Delon is perfectly cast as Ripley - impossibly good-looking, he manages to charm his way into the lives of Greenleaf and Marge, disrupting their already shaky relationship in the process. The "talent" of Highsmith's title refers to the almost feral cunning of Ripley, an arch predator, something referenced in the film when a police inspector who is hot on the trail of the murderer tells Ripley that they both have a "canine" nature.
Highsmiths' novels often centre on characters who could be described as amoral or at any rate exhibit a kind of animal predatory nature, and the attraction / repulsion of scoundrels with retribution often absent. Highsmith herself studied Freudian psychology to manage her own conflicting feelings and many of the themes that underpin her work feature concepts that were in vogue at the time, referring to animal instincts and drives that may lie beneath the veneer of civilization.

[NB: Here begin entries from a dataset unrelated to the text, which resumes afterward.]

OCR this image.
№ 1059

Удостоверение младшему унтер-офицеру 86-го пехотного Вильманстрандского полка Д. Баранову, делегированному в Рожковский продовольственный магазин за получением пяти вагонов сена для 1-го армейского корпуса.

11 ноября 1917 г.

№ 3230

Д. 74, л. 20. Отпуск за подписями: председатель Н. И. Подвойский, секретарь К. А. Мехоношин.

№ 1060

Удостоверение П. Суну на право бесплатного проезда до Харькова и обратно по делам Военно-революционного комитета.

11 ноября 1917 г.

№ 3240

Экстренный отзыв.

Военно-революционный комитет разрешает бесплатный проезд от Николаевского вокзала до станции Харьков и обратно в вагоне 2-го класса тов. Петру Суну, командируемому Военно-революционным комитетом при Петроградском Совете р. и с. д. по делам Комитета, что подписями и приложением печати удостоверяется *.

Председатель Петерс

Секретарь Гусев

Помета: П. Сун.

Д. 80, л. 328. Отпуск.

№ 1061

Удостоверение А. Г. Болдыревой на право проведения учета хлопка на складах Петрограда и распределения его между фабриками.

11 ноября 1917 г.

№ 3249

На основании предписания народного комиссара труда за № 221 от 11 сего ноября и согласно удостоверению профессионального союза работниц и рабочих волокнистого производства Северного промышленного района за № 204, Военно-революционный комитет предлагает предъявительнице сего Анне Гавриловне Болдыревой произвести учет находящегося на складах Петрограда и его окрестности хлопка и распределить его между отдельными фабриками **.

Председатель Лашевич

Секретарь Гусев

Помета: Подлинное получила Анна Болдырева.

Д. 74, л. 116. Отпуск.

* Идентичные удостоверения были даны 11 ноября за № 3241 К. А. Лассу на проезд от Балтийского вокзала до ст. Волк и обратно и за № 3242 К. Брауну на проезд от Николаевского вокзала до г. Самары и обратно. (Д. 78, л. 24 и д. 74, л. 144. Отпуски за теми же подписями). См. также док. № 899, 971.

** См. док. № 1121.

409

In "Plain Soleil" Ripley's crimes eventually catch up with him in a horrible way but this is primarily to satisfy the audience craving for a satisfying ending where justice is served - in Highsmith's novel Ripley manages to escape justice for a high life with Greenleaf's money but is tortured by the fear that the police will come knocking one day, and is perhaps a worse fate and closer to real-life criminal cases where police investigations can span decades - this clearly wouldn't suit the framework of a film that is structured to play out as if in real-time, however.
In any case, although Highsmith herself was unhappy with the way the film ended, Clément delivers a brilliantly ambiguous ending where Ripley is called to a phone in a beach bar where he is languishing, unaware that it is a police trap, and the final shot is Delon exiting frame with a triumphant grin as the camera tilts away and upward toward the azure blue skies of the Italian coast, leaving one wondering if he has managed to outwit the police yet again.
Watch out for a very brief and uncredited appearance by Delon's future wife, Romy Schneider, at the start of the film.